The creation of the architect Sergei Borisovich Tkachenko, like his egg-house on Mashkov Street, was severely criticized. But if the latter is somehow already accustomed to, then the architectural historian Vladimir Zinovievich Paperny called this house the worst example of "Luzhkov architecture."

Photo 1. House "Patriarch" on Patriarch's Ponds in Moscow

Despite its impressive size, there are only 28 apartments in the building. To services of those living here: underground parking, a gym and even an indoor pool.

Roskoschestvo and presentability of the house "Patriarch" is intended to decorate the facade with its own coat of arms.


Photo 2. Elite house located on Malaya Bronnaya street, 44

The structure is crowned with two structures.

One of them in its appearance resembles a twisted tower-monument, never built according to the project of Vladimir Evgrafovich Tatlin in honor of the III International (the true dimensions of the original were supposed to reach 400 meters in height, and the rotating levels with their windows should always be directed to the sun, exactly following the rhythm of its movement across the firmament).

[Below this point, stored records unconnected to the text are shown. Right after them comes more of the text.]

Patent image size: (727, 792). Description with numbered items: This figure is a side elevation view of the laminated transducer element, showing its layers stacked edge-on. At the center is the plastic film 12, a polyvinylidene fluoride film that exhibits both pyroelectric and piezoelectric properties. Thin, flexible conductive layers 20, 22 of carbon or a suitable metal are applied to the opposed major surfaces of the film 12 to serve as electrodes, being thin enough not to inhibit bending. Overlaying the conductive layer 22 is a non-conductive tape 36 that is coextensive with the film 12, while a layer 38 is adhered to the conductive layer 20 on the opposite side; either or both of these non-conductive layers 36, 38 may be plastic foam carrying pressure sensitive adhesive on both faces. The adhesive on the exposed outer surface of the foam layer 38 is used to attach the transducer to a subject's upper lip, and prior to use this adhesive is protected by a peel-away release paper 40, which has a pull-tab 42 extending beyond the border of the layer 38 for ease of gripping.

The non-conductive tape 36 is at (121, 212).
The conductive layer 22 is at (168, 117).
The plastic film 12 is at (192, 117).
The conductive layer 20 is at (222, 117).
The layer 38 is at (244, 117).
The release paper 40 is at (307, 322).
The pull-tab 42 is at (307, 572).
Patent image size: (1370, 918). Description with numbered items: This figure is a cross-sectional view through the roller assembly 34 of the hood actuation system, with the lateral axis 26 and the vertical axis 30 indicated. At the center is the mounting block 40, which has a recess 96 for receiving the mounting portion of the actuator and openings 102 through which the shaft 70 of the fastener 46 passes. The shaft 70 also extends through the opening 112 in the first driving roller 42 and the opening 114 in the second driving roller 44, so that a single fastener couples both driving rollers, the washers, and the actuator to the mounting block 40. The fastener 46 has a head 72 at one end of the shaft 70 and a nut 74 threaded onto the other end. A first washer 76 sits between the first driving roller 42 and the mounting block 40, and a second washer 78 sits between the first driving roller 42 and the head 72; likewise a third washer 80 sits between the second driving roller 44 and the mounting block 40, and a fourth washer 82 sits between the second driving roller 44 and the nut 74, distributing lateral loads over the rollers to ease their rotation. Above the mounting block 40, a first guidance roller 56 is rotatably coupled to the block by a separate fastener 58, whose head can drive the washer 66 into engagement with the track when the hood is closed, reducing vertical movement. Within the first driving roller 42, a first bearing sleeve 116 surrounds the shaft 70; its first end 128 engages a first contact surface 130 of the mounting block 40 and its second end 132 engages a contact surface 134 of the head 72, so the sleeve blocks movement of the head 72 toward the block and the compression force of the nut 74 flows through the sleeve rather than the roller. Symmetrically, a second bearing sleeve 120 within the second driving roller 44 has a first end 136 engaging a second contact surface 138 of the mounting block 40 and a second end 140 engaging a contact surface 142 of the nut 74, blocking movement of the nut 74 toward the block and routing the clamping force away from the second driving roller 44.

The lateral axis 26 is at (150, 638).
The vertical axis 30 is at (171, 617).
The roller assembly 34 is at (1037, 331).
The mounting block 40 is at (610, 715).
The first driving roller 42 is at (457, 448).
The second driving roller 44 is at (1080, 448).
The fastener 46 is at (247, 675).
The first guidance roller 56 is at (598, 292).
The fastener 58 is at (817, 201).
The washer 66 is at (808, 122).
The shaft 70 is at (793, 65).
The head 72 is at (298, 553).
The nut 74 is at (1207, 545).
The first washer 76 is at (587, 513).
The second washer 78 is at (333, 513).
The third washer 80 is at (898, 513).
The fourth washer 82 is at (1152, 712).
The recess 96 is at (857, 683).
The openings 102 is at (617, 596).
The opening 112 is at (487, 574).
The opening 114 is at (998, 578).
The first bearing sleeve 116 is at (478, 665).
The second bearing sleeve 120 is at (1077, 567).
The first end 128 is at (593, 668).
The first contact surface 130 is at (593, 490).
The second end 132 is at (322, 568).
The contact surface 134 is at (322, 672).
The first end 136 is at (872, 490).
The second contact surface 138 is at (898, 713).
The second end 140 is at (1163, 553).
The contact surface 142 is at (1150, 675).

Another design looks more like a meringue or whipped cream hat.

The most striking thing about these elements is the material from which they are built. Surprisingly, this is an ordinary tree. According to those who recently visited the roof of the "Patriarch", part of the structure is already beginning to rot.


Photo 3. Surprisingly, the completion of the building is made of wood

Interestingly, according to the project originally proposed by the architect Tkachenko, there should have been a house that looked like a Faberge egg. As we noted at the beginning of the article, the architect nevertheless built the building in such forms in Moscow.

The elements of the building's decor were 12 sculptures made with a claim to antiquity: a town planner, a chronicler, a builder with a brick, a builder with a trowel, a dispute figure, a muse, a sculptor, a stonemason and two more allegories - a whip (guardian of the city) and a carrot (a kind citizen) ... They say that the image of each sculpture has its own real prototype. Thus, the chief architect of the city of Moscow, Alexander Kuzmin, is represented in the statue of the urban planner.

And again about the elitism of the house, the cost of apartments in which is not small. The same sculptures, as well as the wooden structures on the roof, are made of a cheap material - ordinary fiberglass with an applied covering layer "like a stone".

Based on this, the question arises: how long will the completion of the "Patriarch" house have such an unusual appearance?

From the history of the elite house on Patriarch's Ponds

It is not known for certain who bought apartments on Malaya Bronnaya, No. 44, but these clearly wealthy people needed peace and quiet, and therefore even Alla Borisovna Pugacheva was refused to purchase housing here, whose fans, replacing each other, would surely spend the day and spend the night under its windows and at the entrance.

It is believed that the house was erected for the "team" of the then newly elected President Vladimir Vladimirovich Putin. But, as far as we know, they began to design the house even before its ascent to the Russian political Olympus.

During the construction of the Patriarch, an incident arose associated with the nearby Patriarch's Ponds - they were drained.

Rumors immediately spread that an underground parking lot or even a new skyscraper would be built here for the elite residents of the building. But the rumors turned out to be rumors, or maybe the authorities were afraid of the protests of the surrounding residents, and the reservoir remained in its original place, and the territory around it was reconstructed and ennobled.

This is the history and features of the Patriarch house on Patriarch's Ponds, located at 44 Malaya Bronnaya Street.